Select the cheapest adapter whose observed mean quality for a task type clears a caller-supplied quality floor. The policy builds on RoutingPolicy: static rules remain the cold-start and failure fallback, while adaptive selection is used only when the ledger has enough qualifying observations.

Public surface

@dataclass
class AdaptiveRoutingPolicy(RoutingPolicy):
    ledger: Optional[QualityLedger] = None
    adapters_by_id: Mapping[str, LLMAdapter] = field(default_factory=dict)
    window_size: int = 20
    min_observations: int = 1
    max_age: Optional[timedelta] = None

    def resolve(
        self,
        task_type: str,
        estimated_cost_per_1k: Optional[float] = None,
        *,
        quality_floor: Optional[float] = None,
    ) -> LLMAdapter: ...

Candidate identity

Observations are keyed by (task_type, adapter_id). Callers should pass adapters_by_id so the policy can map ledger observations back to concrete LLMAdapter instances. If a static rule adapter is not present in adapters_by_id, the policy also checks common string attributes adapter_id, id, and name.

Invariants

  1. If quality_floor is None or ledger is None, resolution is exactly the same as RoutingPolicy.resolve().
  2. quality_floor must be between 0 and 1, inclusive.
  3. Each candidate is evaluated over the newest window_size observations for the requested task_type and adapter id.
  4. max_age, when provided, filters out observations older than that age.
  5. A candidate is considered only when it has at least min_observations after filtering.
  6. A candidate qualifies when its mean quality_score is greater than or equal to quality_floor.
  7. Among qualifying candidates, the policy chooses the lowest mean observed cost_usd.
  8. If mean observed cost ties exactly, the policy prefers the matching static rule's explicit prefer adapter.
  9. If there are still ties, stable candidate order is used.
  10. If no candidate qualifies, resolution falls through to RoutingPolicy.resolve(task_type, estimated_cost_per_1k).

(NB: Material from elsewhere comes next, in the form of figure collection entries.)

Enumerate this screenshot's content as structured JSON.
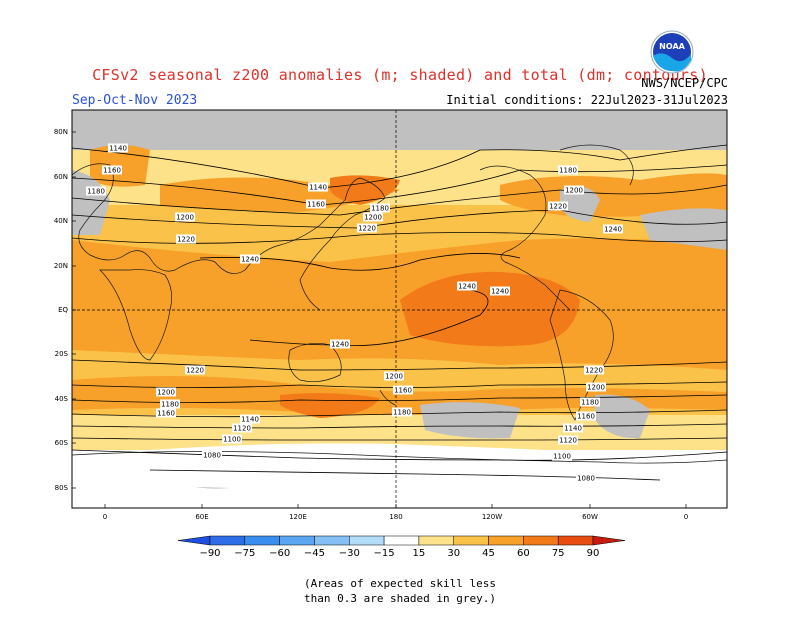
{
  "header": {
    "title": "CFSv2 seasonal z200 anomalies (m; shaded) and total (dm; contours)",
    "season": "Sep-Oct-Nov 2023",
    "agency": "NWS/NCEP/CPC",
    "initial_conditions": "Initial conditions: 22Jul2023-31Jul2023",
    "logo_text": "NOAA"
  },
  "map": {
    "lat_labels": [
      "80N",
      "60N",
      "40N",
      "20N",
      "EQ",
      "20S",
      "40S",
      "60S",
      "80S"
    ],
    "lon_labels": [
      "0",
      "60E",
      "120E",
      "180",
      "120W",
      "60W",
      "0"
    ],
    "contour_labels": [
      "1140",
      "1160",
      "1180",
      "1200",
      "1220",
      "1240",
      "1240",
      "1240",
      "1240",
      "1220",
      "1200",
      "1180",
      "1160",
      "1140",
      "1120",
      "1100",
      "1080",
      "1080",
      "1100",
      "1120",
      "1140",
      "1160",
      "1180",
      "1200",
      "1220",
      "1140",
      "1160",
      "1180",
      "1200",
      "1220",
      "1180",
      "1200",
      "1220",
      "1240",
      "1160",
      "1180",
      "1200"
    ],
    "skill_note": [
      "(Areas of expected skill less",
      "than 0.3 are shaded in grey.)"
    ]
  },
  "colorbar": {
    "ticks": [
      "-90",
      "-75",
      "-60",
      "-45",
      "-30",
      "-15",
      "15",
      "30",
      "45",
      "60",
      "75",
      "90"
    ],
    "colors": [
      "#1f4fe0",
      "#2d6ee8",
      "#3a8ef0",
      "#5aa6f2",
      "#84c0f5",
      "#b2dcf8",
      "#ffffff",
      "#fde28a",
      "#fbc24a",
      "#f7a02a",
      "#f27a18",
      "#e84c10",
      "#c81a0e"
    ]
  }
}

Sample-size and freshness trade-off

Small window_size values react quickly to model or prompt changes but can be noisy. Larger windows are more stable but may preserve stale behavior after a provider update or prompt template change. min_observations lets callers avoid acting on a single lucky sample, while max_age bounds how long old observations can influence routing. Callers that change prompts materially should also filter by a prompt fingerprint in observation tags before writing comparable samples to the same ledger regime.

Error contract

Condition Exception
quality_floor outside 0..1 ValueError
window_size <= 0 ValueError
min_observations <= 0 ValueError
max_age < 0 ValueError
No qualifying adaptive candidate and no static fallback LookupError

Non-goals

The policy does not define a task taxonomy, set task quality floors, decide which baseline is authoritative, or perform billing-grade accounting. Those are consumer policy choices.